JRoon, you tasked me with a job that is like finding a needle in a haystack. No arguing your point there.
I never said BP was interested currently. A lot of ifs in my commentary. If the business stays in the same doldrums as it is now, delisting or not delisting, RS or not RS, is not going to save Amarin. We are on the same page in relation to this.
What I have a hard time to understand is when you say automatically that:
Amarin would not be in any position to negotiate a meaningful price for shareholders if they got delisted.
Have you never met or heard of any private companies selling for a favorable price? In my lifetime I sold 3 companies that I deemed a favorable transaction not listed on any exchange. How does being listed change the value of a company?
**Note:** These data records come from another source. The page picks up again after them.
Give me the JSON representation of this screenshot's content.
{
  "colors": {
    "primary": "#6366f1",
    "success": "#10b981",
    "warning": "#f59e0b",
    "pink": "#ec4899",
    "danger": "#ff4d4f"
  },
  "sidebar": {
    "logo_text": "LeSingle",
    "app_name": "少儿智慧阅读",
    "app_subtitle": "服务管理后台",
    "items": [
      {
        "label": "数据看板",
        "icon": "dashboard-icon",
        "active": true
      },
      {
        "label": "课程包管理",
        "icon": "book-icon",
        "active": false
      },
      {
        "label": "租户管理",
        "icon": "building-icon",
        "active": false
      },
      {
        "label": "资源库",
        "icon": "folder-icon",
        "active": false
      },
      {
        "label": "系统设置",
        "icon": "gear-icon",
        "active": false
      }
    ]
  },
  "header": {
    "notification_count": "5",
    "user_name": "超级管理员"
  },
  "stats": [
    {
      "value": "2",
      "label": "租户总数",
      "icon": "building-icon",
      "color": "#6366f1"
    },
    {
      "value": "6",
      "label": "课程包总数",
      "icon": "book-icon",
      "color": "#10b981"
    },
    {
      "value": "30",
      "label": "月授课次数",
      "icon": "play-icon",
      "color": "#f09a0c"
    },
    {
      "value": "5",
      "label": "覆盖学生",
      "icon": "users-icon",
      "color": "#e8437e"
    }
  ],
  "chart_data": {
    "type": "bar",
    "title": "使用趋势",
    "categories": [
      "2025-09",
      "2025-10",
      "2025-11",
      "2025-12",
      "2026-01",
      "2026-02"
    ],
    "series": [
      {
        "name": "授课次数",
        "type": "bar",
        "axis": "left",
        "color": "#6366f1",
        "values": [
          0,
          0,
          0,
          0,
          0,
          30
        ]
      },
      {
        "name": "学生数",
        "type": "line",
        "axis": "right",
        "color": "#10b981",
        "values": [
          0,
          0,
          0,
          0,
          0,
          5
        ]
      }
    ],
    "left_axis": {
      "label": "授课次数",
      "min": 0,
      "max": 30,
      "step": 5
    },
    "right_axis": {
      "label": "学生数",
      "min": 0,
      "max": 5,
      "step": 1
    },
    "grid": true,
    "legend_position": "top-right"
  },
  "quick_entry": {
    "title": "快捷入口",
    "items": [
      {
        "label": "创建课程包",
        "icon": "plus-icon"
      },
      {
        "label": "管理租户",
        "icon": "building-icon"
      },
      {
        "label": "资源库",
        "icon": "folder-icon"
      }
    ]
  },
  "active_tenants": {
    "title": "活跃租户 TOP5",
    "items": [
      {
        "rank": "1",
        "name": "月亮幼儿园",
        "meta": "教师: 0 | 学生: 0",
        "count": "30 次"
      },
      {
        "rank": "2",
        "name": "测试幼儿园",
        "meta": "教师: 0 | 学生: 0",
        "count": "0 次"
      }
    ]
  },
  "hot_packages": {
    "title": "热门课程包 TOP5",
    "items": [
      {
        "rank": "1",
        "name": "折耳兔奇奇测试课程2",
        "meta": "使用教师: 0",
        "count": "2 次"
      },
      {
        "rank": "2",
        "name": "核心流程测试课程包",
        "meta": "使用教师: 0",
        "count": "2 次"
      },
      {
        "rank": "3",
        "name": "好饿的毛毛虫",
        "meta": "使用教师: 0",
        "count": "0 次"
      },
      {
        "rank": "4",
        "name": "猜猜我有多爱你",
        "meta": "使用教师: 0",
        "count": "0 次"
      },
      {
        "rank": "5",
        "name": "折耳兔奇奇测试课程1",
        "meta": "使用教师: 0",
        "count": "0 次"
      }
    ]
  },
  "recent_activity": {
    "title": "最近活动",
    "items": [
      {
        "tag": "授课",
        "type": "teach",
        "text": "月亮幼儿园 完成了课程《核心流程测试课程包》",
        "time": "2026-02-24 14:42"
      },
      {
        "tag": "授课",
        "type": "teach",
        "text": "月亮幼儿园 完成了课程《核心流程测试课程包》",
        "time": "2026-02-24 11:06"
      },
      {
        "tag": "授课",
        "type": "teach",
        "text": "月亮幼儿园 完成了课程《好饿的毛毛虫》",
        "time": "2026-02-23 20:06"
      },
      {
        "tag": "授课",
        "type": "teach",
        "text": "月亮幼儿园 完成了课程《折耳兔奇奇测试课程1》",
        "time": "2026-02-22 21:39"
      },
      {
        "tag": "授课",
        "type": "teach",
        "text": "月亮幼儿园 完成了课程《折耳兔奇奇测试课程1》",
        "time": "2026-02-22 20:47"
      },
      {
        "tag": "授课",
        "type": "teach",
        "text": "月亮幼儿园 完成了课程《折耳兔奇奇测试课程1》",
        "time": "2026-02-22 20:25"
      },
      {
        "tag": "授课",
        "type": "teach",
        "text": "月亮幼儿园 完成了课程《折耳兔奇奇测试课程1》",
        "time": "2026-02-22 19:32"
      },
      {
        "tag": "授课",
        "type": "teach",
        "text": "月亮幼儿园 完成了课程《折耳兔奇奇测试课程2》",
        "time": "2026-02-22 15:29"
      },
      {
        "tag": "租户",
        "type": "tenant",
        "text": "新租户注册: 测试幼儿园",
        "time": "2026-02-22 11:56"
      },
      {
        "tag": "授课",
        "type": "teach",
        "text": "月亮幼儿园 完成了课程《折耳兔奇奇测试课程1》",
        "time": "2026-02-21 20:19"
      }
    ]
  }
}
My concern with a RS is what many (let me say some instead of many) here may echo. A 1 for 10 RS gets the stock price up to $5. Then the stock price gets driven back down again towards $1. Sure, might not happen, but it happens quite often. Then BP offers $5 and we long term holders are really back to selling our shares for 50 cents. Of course Amarin could refuse to sell at that price AND if the business is starting to boom then sure maybe we get a better deal one day.
Not sure if people realize Amarin has had a couple of RS in the past. 1998 and 2008. Don't mean to bring up ancient history but wanted to see the all-time high and was expecting to see $20-something and got surprised). If we do another 1:10, then when stock charts are adjusted for the split our all-time high will be 10 times higher.